Document Classification
Introduction
This project seeks to build a classifier that can predict if an email is spam or ham. It will be using the Apache Spam Assassin public corpus as the dataset.
Data Acquisition
The first step is to download the files. I am selecting the most recent releases of spam and easy ham.
if (!file.exists("data/20050311_spam_2.tar.bz2") && !file.exists("data/20050311_spam_2.tar")){
download.file("https://spamassassin.apache.org/old/publiccorpus/20050311_spam_2.tar.bz2", "data/20050311_spam_2.tar.bz2")
}
if (!file.exists("data/20030228_easy_ham_2.tar.bz2") & !file.exists("data/20030228_easy_ham_2.tar")){
download.file("https://spamassassin.apache.org/old/publiccorpus/20030228_easy_ham_2.tar.bz2", "data/20030228_easy_ham_2.tar.bz2")
}Now that the files have been acquired, they need to be decompressed.
if (!dir.exists("data/spam_2")){
R.utils::bunzip2("data/20050311_spam_2.tar.bz2", "data/20050311_spam_2.tar")
untar("data/20050311_spam_2.tar", exdir = "data")
# Delete the cmds file
unlink("data/spam_2/cmds")
# Delete these messages b/c it breaks the pipeline
unlink("data/spam_2/00706.5116018237368c3633823b2d24f8ac86")
unlink("data/spam_2/00708.89f1f9108884517148fdbd744e18ec1e")
unlink("data/spam_2/00737.af5f503fe444ae773bfeb4652d122349")
unlink("data/spam_2/01125.46ca779f86e1dd0a03c3ffc67b57f55e")
unlink("data/spam_2/01217.d5a1734ec521c1bd55270eca3ab4acd8")
}
if (!dir.exists("data/easy_ham_2")){
R.utils::bunzip2("data/20030228_easy_ham_2.tar.bz2", "data/20030228_easy_ham_2.tar")
untar("data/20030228_easy_ham_2.tar", exdir = "data")
# Delete the cmds file
unlink("data/easy_ham_2/cmds")
}Build a Corpus
Now that we have a dataset we need to construct a corpus.

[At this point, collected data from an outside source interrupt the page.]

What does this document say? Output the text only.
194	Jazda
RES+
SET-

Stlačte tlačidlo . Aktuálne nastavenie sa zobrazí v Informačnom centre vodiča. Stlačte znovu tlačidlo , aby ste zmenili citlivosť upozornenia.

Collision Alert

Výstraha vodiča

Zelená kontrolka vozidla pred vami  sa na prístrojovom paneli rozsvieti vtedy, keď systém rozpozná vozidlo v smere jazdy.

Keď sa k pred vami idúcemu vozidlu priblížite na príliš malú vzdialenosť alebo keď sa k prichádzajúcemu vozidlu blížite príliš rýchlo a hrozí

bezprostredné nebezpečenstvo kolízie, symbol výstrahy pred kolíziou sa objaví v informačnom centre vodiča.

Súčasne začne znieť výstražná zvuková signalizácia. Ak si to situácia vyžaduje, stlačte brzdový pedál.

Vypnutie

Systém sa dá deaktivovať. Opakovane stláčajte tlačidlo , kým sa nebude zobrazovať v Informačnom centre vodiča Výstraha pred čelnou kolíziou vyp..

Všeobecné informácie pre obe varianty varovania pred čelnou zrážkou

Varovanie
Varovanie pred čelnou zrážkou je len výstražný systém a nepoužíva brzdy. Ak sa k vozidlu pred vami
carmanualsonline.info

I will use the tm package and dplyr to get the job done.
library(dplyr)
library(tm)
get_corpus <- function(dir, label){
corpus <- VCorpus(DirSource(dir)) %>%
tm_map(PlainTextDocument) %>% # Create plain text document
tm_map(content_transformer(tolower)) %>% # Standardize case
tm_map(removeWords, stopwords("SMART")) %>% # Remove stopwords
tm_map(removePunctuation) %>% # Remove punctuation marks
tm_map(removeNumbers) %>% # Remove numbers
tm_map(stripWhitespace) %>% # Remove extra whitespace
tm_map(stemDocument) # Stem the documents
meta(corpus, "LABEL") <- label
return(corpus)
}
corpus<- c(get_corpus("data/spam_2", "Spam"), get_corpus("data/easy_ham_2", "Ham"))Build a Document-Term Matrix
The next step is to construct a document term matrix.
dtm <- DocumentTermMatrix(corpus)There are 2791 documents and 71521 terms in the document-term matrix.
Remove Infrequent Terms
There are a lot of terms resulting in a very sparce matrix. I am going to prune out the less frequent terms from the matrix. The term must be found in at least 10 documents.
min_docs <- 10
dtm <- removeSparseTerms(dtm, 1 - (min_docs / length(corpus)))There are still 2791 documents, but there are 4476 terms in the pruned document-term matrix.
Normalizing the Data
Some messages have more words than others. We are going to normalize the data and pull all the data together into a model dataset.
model_data <- as.matrix(dtm)
words <- rowSums(model_data)
model_data <- model_data / words
model_data <- data.frame(model_data)
model_data <- cbind(meta(corpus), model_data) %>%
mutate(LABEL = as.factor(LABEL))Split Data into Training/Test Data Sets
We are now ready to break up the data into training and test sets. We are going to use a 75%/25% split. This decision was arbitrary.
library(caret)
set.seed(12345)
in_training_set <- createDataPartition(model_data$LABEL, p = 0.75, list = FALSE)
training_data <- model_data[in_training_set, ]
testing_data <- model_data[-in_training_set, ]Build a SVM Model
We will take out training data and produce a SVM model that predicts if a message is spam or ham.
library(e1071)
model <- svm(LABEL ~ ., data = training_data)Test the Model
Now that we have trained a model we can test it out and see how it preforms.
predictions <- testing_data %>%
select(-LABEL) %>%
predict(model, .)Table 1. Confusion Matrix
| Ham | Spam | |
|---|---|---|
| Ham | 349 | 21 |
| Spam | 1 | 326 |
There were 22 messages that were misclassified out of 697 for a 97% accuracy rate. Not bad!